I drag off my jeans and fling them in the laundry along with his bloodied T-shirt. My nightshirt is under the pillow his head is resting on so I dig out a T-shirt and some of my less skimpy underwear. I won’t sleep anyway so I can probably be up and dressed before he even awakes. I eye the polka dotted panties and chuckle to myself. These would really ruin my image if he saw them but better these than the lace thong I’m wearing.
Aware of the gorgeous man who could awake at any moment, I flick off the bedroom light and put the T-shirt and panties on in the dark. The rest of my clothes end up dumped somewhere near the laundry basket and I slide into bed, grateful he at least chose to pass out on the side I don’t sleep on.
Heat envelops me when my toes brush his legs and I feel the crisp hair on them. An ache balloons in my chest.
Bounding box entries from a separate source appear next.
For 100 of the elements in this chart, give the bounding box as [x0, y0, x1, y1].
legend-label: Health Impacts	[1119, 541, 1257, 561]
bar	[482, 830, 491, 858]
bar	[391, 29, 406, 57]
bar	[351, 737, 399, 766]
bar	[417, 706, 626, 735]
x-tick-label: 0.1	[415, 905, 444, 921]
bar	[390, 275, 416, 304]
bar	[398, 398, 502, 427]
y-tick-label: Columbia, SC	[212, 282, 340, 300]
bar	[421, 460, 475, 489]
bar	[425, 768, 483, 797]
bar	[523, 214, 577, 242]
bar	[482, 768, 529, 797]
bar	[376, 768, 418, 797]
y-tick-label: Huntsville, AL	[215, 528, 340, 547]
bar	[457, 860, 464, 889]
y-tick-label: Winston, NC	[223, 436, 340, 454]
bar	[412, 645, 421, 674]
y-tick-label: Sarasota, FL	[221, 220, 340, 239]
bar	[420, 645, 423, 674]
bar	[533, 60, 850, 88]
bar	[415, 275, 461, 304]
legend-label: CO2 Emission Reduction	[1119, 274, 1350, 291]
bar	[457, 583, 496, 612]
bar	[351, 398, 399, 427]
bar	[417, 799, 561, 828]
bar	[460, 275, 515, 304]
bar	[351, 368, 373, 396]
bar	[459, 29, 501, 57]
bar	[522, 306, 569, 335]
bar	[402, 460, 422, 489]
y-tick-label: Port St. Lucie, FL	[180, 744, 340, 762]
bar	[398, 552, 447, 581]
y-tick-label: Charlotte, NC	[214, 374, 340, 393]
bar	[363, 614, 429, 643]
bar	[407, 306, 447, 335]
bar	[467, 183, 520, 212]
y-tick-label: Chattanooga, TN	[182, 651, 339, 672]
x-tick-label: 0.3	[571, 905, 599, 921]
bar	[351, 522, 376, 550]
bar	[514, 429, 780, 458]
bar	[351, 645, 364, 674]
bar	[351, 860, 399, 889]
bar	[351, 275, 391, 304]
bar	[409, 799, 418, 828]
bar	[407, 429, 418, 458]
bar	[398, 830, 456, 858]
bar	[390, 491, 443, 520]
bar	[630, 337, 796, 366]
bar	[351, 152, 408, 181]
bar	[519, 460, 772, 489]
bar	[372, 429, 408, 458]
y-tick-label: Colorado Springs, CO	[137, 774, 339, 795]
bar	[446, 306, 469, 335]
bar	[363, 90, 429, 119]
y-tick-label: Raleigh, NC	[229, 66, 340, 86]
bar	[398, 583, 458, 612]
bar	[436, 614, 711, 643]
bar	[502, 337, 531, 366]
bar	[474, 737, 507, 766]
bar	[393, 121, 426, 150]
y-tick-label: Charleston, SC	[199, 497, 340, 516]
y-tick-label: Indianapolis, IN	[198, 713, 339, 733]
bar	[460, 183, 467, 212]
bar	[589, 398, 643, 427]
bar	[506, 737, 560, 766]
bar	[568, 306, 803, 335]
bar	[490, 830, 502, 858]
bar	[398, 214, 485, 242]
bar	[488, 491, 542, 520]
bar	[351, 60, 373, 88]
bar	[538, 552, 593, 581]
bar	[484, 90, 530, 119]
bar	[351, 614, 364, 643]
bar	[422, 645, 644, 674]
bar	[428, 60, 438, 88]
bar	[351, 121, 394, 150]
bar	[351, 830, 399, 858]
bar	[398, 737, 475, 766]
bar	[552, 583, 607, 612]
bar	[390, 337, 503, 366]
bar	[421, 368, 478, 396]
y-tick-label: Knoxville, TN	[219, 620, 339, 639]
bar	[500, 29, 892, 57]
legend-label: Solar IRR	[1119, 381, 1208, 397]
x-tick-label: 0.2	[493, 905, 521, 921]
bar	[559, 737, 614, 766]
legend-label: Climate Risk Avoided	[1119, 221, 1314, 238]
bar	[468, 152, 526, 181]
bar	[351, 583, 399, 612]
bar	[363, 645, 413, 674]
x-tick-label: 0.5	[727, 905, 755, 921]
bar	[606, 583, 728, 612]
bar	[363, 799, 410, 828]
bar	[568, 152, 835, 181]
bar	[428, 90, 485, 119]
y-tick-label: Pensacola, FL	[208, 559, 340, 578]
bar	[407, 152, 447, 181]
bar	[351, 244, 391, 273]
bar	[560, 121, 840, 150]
I’ve missed this so much. The company of another person—not just a man. My aunt tried her best when she became my guardian after the death of my parents but it was never quite the same. Once she married Carl, that was it. Things would never be the same again. I suppress a shudder. If I hadn’t run away at seventeen, I don’t know what he would have done to me. My aunt left him once I got up the guts to phone her and tell him what he’d done. Presumably he’d admitted to it. She wrote to me while I was still living outside of London. Carl ruined both our lives, I suspect.